Monday, February 11, 2008

Love Only Once


Title: Love Only Once (1985)
Author: Johanna Lindsey (Avon)
Period: European Historical-Regency (1817 England)
Grade: B-


Vintage Johanna Lindsey is my romance novel kryptonite. She has a routine formula of alpha hero + minimal character development + abduction plot + secret pregnancy = true love. I don’t know why, but it works for me. Maybe I just expect less in terms of plot and storytelling from 1980s romance. Maybe it is because I love old-school bodice ripper covers. Whatever the case, provided the she avoids the rape and forced sex of her earliest book, I can almost always enjoy a Johanna Lindsey. Love Only Once is happily no exception to that formula.


Nicholas Eden, a handsome rogue of a Viscount with some mommy issues, accidentally abduct orphaned beauty Regina Ashton one evening. He drunkenly mistakes her for a former mistress whose coach Regina has borrowed. They are, of course, immediately in lust. The word of her brief abduction quickly makes the round of Ton gossips and Regina’s powerful Mallory family fears she is near ruin. Regina’s uncle would like to arrange a dawn appointment, however Regina believes her near ruin perfectly fit with her current scheme to have her over protective uncles pick her husband.
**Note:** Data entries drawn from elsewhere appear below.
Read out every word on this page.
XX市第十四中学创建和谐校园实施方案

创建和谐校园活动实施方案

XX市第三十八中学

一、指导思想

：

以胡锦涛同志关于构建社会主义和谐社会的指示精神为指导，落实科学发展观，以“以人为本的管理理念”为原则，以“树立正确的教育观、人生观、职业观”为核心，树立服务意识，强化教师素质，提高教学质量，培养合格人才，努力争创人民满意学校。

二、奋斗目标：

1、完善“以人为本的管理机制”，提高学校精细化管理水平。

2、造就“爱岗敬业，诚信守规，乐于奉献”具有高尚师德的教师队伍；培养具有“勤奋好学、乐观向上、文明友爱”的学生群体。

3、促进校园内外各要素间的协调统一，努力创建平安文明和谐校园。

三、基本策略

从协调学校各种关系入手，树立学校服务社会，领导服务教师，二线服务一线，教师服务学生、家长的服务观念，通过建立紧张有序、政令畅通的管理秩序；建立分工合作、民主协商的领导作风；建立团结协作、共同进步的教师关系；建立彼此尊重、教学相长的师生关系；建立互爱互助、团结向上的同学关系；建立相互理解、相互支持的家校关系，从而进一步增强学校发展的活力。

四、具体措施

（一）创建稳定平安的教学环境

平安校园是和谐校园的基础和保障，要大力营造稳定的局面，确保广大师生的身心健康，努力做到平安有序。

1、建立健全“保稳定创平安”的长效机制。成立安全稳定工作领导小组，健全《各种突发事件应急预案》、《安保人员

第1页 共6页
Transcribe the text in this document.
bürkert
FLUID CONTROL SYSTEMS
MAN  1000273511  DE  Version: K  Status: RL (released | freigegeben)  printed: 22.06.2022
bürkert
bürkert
She insists that Nicholas is a perfect candidate and her uncles reluctantly force his hand. The Viscount, like many a romance novel hero, plans never to marry. In Nicholas’s case it is because he believes any society wife will shun him when she discovers his Big Family Secret. Nicholas treats Regina shabbily during their engagement period in the hopes she will cry off, excluding one night of gazebo nookie. He flees the country after their wedding in desperation.


Lindsey adds a half-cocked shipping/pirate plot that isn’t fully fleshed out to establish a back-story (however fleeting) between Nicholas and Regina’s uncle, James. When Nicholas does return to England he is forced to confront his unresolved family issues while attempting to win back the love and good graces of his wife and unknown son. Regina doesn’t give a fig about Nicholas’s Big Family Secret and is happy to reconcile all the parties involved. Nicholas has been an ass to Regina and thus offers her a heartfelt, if confused, apology for his behavior. Too many romance authors believe that a confession of love is enough to excuse poor behavior. The affective use of an apology along with Lindsey’s charming cast of characters makes the predictability of Love Only Once an asset rather than a detriment.